Obstetric violence, rights, and knowledge
diciembre 15, 2025Birth Philosophy Seminar: IPOV–Respectful Care, a Collective Construction
enero 11, 2026.
Obstetric violence, low natality rates, maternal deaths and misogyny
Calling out the sexist framework behind the low natality rate global panic
Gabriela Arguedas
She is a professor at the School of Philosophy and a researcher at the Center for Research and Studies on Women (CIEM) at the University of Costa Rica.
Una reflexión crítica sobre cómo el pánico por el descenso de la natalidad alimenta relatos misóginos, invisibiliza las muertes maternas y se vincula a las raíces estructurales de la violencia obstétrica.

He estado pensando en el debate en curso que se está dando en muchos espacios, países e instituciones, en torno al aparentemente inminente colapso global debido al descenso de las tasas de natalidad.
El tono alarmista con el que políticos y analistas examinan las complejas consecuencias de las bajas tasas de natalidad establece el marco emocional e ideológico que les permite conectar fácilmente con visiones sexistas y misóginas, muy normalizadas y extendidas, que han ido cobrando impulso en los últimos años. Según este relato simplista y sin fundamento, nosotras, las mujeres, somos las culpables. Estamos fallando en nuestro deber más fundamental: la reproducción.

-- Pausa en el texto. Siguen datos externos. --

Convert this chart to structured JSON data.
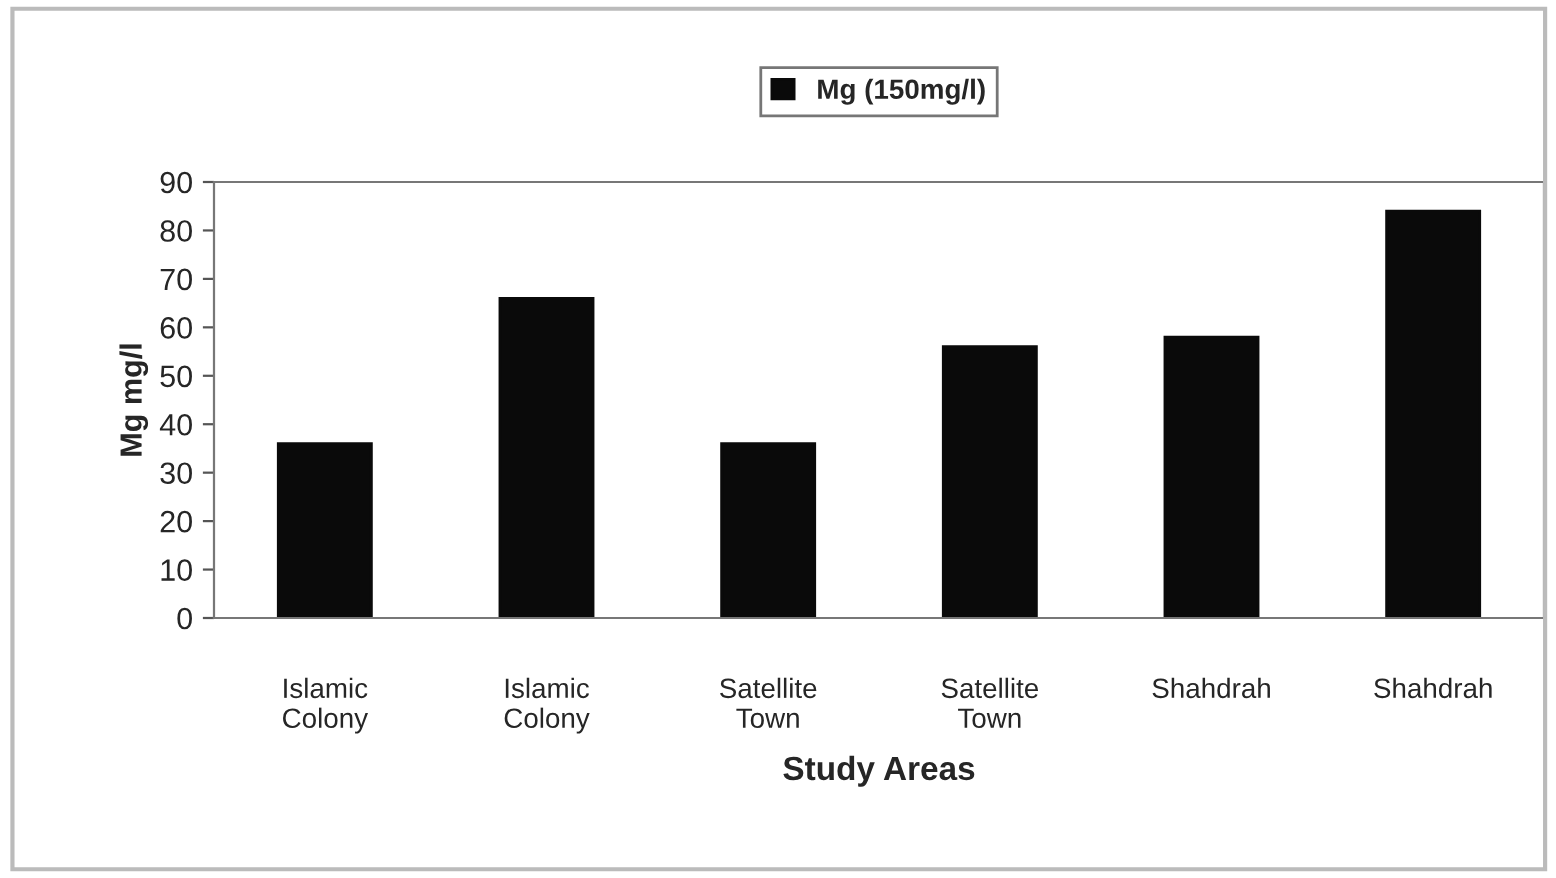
{
  "chart_data": {
    "type": "bar",
    "xlabel": "Study Areas",
    "ylabel": "Mg mg/l",
    "categories": [
      "Islamic\nColony",
      "Islamic\nColony",
      "Satellite\nTown",
      "Satellite\nTown",
      "Shahdrah",
      "Shahdrah"
    ],
    "series": [
      {
        "name": "Mg (150mg/l)",
        "color": "#0a0a0a",
        "values": [
          36,
          66,
          36,
          56,
          58,
          84
        ]
      }
    ],
    "ylim": [
      0,
      90
    ],
    "yticks": [
      0,
      10,
      20,
      30,
      40,
      50,
      60,
      70,
      80,
      90
    ],
    "grid": false,
    "legend": "top"
  }
}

Por supuesto, la mayoría de políticos y analistas no usan exactamente esas palabras, pero muchas personas en posiciones de poder sí lo hacen. En cualquier caso, ese es el mensaje de fondo, y la manosfera está aprovechando esta oportunidad para inflar aún más los tropos misóginos que dominan el discurso público en todas partes. Piénsalo: ¿por qué ellos (políticos, analistas, influencers, etc.) no hablan del descenso del 50 al 60% de la fertilidad masculina entre hombres de Norteamérica, Europa y Australia desde 1973? ¿Por qué, al hablar de la disminución de las tasas de natalidad, en todas partes se señala acusatoriamente a los derechos y libertades de las mujeres? Está claro: la respuesta es la misoginia.
Quienes investigan la violencia obstétrica deberían tomarse muy en serio ambas cuestiones —las bajas tasas de natalidad y la rápida reacción social y política arraigada en prejuicios misóginos— como problemas directamente relacionados con las causas estructurales de la violencia obstétrica.
El primer paso es comprender cómo una sociedad tan preocupada por la caída del número de embarazos puede ser también tan indiferente ante la violencia obstétrica, la morbilidad materna y la mortalidad materna. Una de las preguntas de investigación en las que he estado trabajando durante mis estancias en Francia e Inglaterra ha sido explorar los (posibles) vínculos entre la violencia obstétrica y la normalización social de las muertes maternas y de la morbilidad materna.
Desde mi perspectiva, es una señal alarmante ver cuánta poca atención recibe, en general, la mortalidad materna. El foco suele ponerse en países donde la tasa es muy alta. Pero en países donde la tasa suele ser baja, el problema parece inexistente en el discurso público e incluso en la investigación académica sobre violencia obstétrica.
Sin embargo, mientras la mortalidad materna no sea cero, entonces tenemos un problema, especialmente en países de ingresos altos y medios, donde el número de mujeres que mueren por causas relacionadas con el embarazo, el parto y el posparto debería estar cerca de cero, dados los estándares de atención y el acceso a los servicios de salud. Pero me parece que la indiferencia hacia la mortalidad materna, escondida tras la excusa de una baja tasa de muertes maternas, es un signo muy revelador de los factores estructurales en la raíz de la violencia obstétrica.
Si existe el supuesto general de que una baja tasa de muertes maternas debería justificar de algún modo la falta de interés por los casos de mujeres que mueren por causas relacionadas con el embarazo, el parto y el posparto, entonces ¿por qué deberíamos suponer que va a haber un interés real en las ideas, actitudes y prácticas dañinas incrustadas en las dinámicas culturales e institucionales de los entornos sanitarios que atienden a mujeres embarazadas?
Mi argumento es que tanto la violencia obstétrica como la tolerancia normalizada hacia las muertes maternas comparten las mismas causas sociales y políticas primarias. Lo que está en la raíz es uno de los prejuicios más antiguos de la historia de la humanidad: la misoginia.
Mientras no comprendamos más a fondo las muchas maneras en que la misoginia impregna la vida cotidiana —incluida la producción social de la ciencia, la organización de los servicios sanitarios, las estructuras de la comunicación social y los procesos de toma de decisiones en los niveles más altos de la gestión sanitaria—, las posibilidades de un cambio real serán extremadamente limitadas.